使用ggplot 也是如此。此示例完全遵循您的代码，然后在末尾添加：

# OP's code...
# ...

glist <- sign(datam %*% g)

library(reshape2)  # for melt(...)
library(plyr)      # for .(...)
library(ggplot2)
df <- data.frame(datam,f=ylist,g=glist) # df has columns: X1, X2, X3, f, g
gg <- melt(df,id.vars=c("X1","X2","X3"),variable.name="model")

ggp <- ggplot(gg, aes(x=X2, y=X3, color=factor(value)))
ggp <- ggp + geom_point()
ggp <- ggp + geom_abline(subset=.(model=="f"),intercept=-f[1]/f[3],slope=-f[2]/f[3])
ggp <- ggp + geom_abline(subset=.(model=="g"),intercept=-g[1]/g[3],slope=-g[2]/g[3])
ggp <- ggp + facet_wrap(~model)
ggp <- ggp + scale_color_discrete(name="Mistake")
ggp <- ggp + labs(title=paste0("Comparison of Target (f) and Hypothesis (g) [n=",n,"]"))
ggp <- ggp + theme(plot.title=element_text(face="bold"))
ggp

以下是n=200, 500, and 1000 的结果。当n=100, g=c(1,0,0)。你可以看到 f 和 g 收敛于n~500。

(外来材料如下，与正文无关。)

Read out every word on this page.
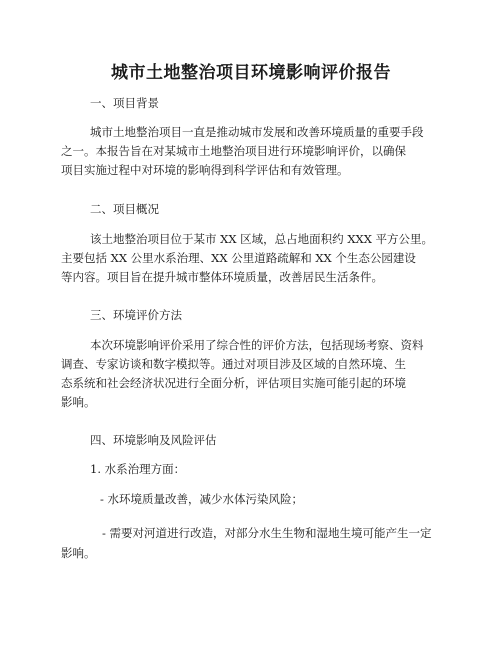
城市土地整治项目环境影响评价报告
一、项目背景
城市土地整治项目一直是推动城市发展和改善环境质量的重要手段
之一。本报告旨在对某城市土地整治项目进行环境影响评价，以确保
项目实施过程中对环境的影响得到科学评估和有效管理。
二、项目概况
该土地整治项目位于某市 XX 区域，总占地面积约 XXX 平方公里。
主要包括 XX 公里水系治理、XX 公里道路疏解和 XX 个生态公园建设
等内容。项目旨在提升城市整体环境质量，改善居民生活条件。
三、环境评价方法
本次环境影响评价采用了综合性的评价方法，包括现场考察、资料
调查、专家访谈和数字模拟等。通过对项目涉及区域的自然环境、生
态系统和社会经济状况进行全面分析，评估项目实施可能引起的环境
影响。
四、环境影响及风险评估
1. 水系治理方面：
- 水环境质量改善，减少水体污染风险；
- 需要对河道进行改造，对部分水生生物和湿地生境可能产生一定
影响。
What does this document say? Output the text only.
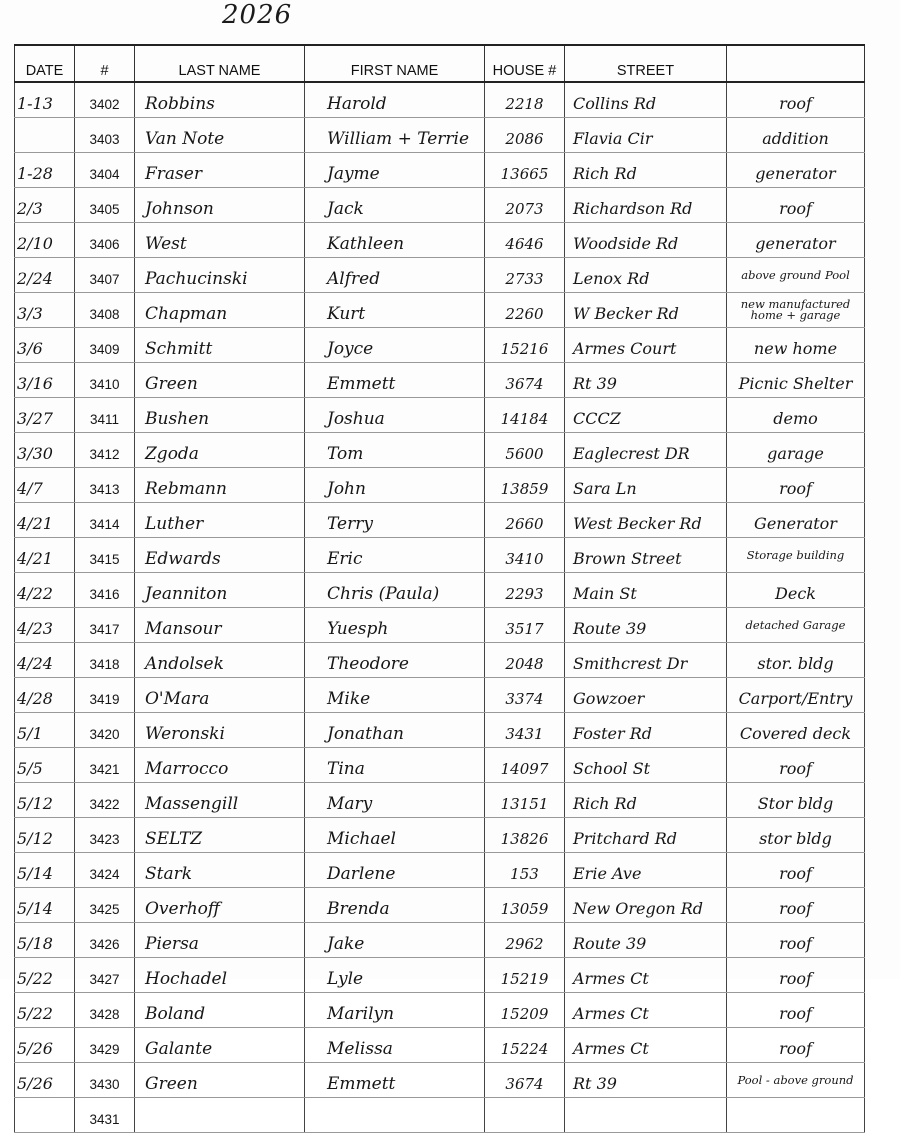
2026
DATE	#	LAST NAME	FIRST NAME	HOUSE #	STREET	
1-13	3402	Robbins	Harold	2218	Collins Rd	roof
	3403	Van Note	William + Terrie	2086	Flavia Cir	addition
1-28	3404	Fraser	Jayme	13665	Rich Rd	generator
2/3	3405	Johnson	Jack	2073	Richardson Rd	roof
2/10	3406	West	Kathleen	4646	Woodside Rd	generator
2/24	3407	Pachucinski	Alfred	2733	Lenox Rd	above ground Pool
3/3	3408	Chapman	Kurt	2260	W Becker Rd	new manufactured home + garage
3/6	3409	Schmitt	Joyce	15216	Armes Court	new home
3/16	3410	Green	Emmett	3674	Rt 39	Picnic Shelter
3/27	3411	Bushen	Joshua	14184	CCCZ	demo
3/30	3412	Zgoda	Tom	5600	Eaglecrest DR	garage
4/7	3413	Rebmann	John	13859	Sara Ln	roof
4/21	3414	Luther	Terry	2660	West Becker Rd	Generator
4/21	3415	Edwards	Eric	3410	Brown Street	Storage building
4/22	3416	Jeanniton	Chris (Paula)	2293	Main St	Deck
4/23	3417	Mansour	Yuesph	3517	Route 39	detached Garage
4/24	3418	Andolsek	Theodore	2048	Smithcrest Dr	stor. bldg
4/28	3419	O'Mara	Mike	3374	Gowzoer	Carport/Entry
5/1	3420	Weronski	Jonathan	3431	Foster Rd	Covered deck
5/5	3421	Marrocco	Tina	14097	School St	roof
5/12	3422	Massengill	Mary	13151	Rich Rd	Stor bldg
5/12	3423	SELTZ	Michael	13826	Pritchard Rd	stor bldg
5/14	3424	Stark	Darlene	153	Erie Ave	roof
5/14	3425	Overhoff	Brenda	13059	New Oregon Rd	roof
5/18	3426	Piersa	Jake	2962	Route 39	roof
5/22	3427	Hochadel	Lyle	15219	Armes Ct	roof
5/22	3428	Boland	Marilyn	15209	Armes Ct	roof
5/26	3429	Galante	Melissa	15224	Armes Ct	roof
5/26	3430	Green	Emmett	3674	Rt 39	Pool - above ground
	3431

如果您是 ggplot 的新手：首先我们创建一个数据框 (df)，其中包含坐标 (X2 and X3) 和两列用于基于 f 和 g 的分类。然后我们使用melt(...) 将其转换为“长”格式的新数据帧gg。 gg 具有列 X1, X2, X3, model, and value。 gg$model 列标识模型 (f or g)。对应的分类在gg$value。然后 ggplot 调用执行以下操作：

建立默认数据集 gg、x 和 y 坐标以及颜色 [ggplot(...)]
添加点层[geom_point(...)]
添加分隔分类的行 [geom_abline(...)]
告诉 ggplot 在不同的“方面”绘制两个模型 [facet_wrap(...)]
设置图例名称。
设置剧情标题。
使情节标题加粗。

【讨论】：

【解决方案2】：

您的示例仍然无法重现。查看我的代码，您会发现 f 和 g 是相同的。此外，您似乎正在为您没有的数据点推断线（问题的第二部分）。你有任何证据表明歧视应该是线性的吗？

#Data generation
n <- 10000
datam <- matrix(c(rep(1,n), 2*runif(n)-1, 2*runif(n)-1), n) 
# leading 1 column needed for computation
# second column has x coordinates, third column has y coordinates
datam.df<-data.frame(datam)
datam.df$X1<-NULL
f <- c(1.0, 0.5320523, 0.6918301)   # the given target function
f.col <- ifelse(sign(datam %*% f)==1,"darkred", "darkblue")    
f.fun<-sign(datam %*% f)

# perceptron algorithm to find g:
perceptron = function(datam, ylist) {
  w <- c(1,0,0)             # starting vector
  made.mistake = TRUE 
  while (made.mistake) {
  made.mistake=FALSE 
  for (i in 1:n) {
  if (ylist[i] != sign(t(w) %*% datam[i,])) {
    w <- w + ylist[i]*datam[i,]
    made.mistake=TRUE 
  }
 }
}
return(w=w)
}


g <- perceptron(datam, f.fun)
g.fun<-sign(datam %*% g)

绘制整体数据

plot(datam.df$X2, datam.df$X3, col=f.col, pch=".", cex=2)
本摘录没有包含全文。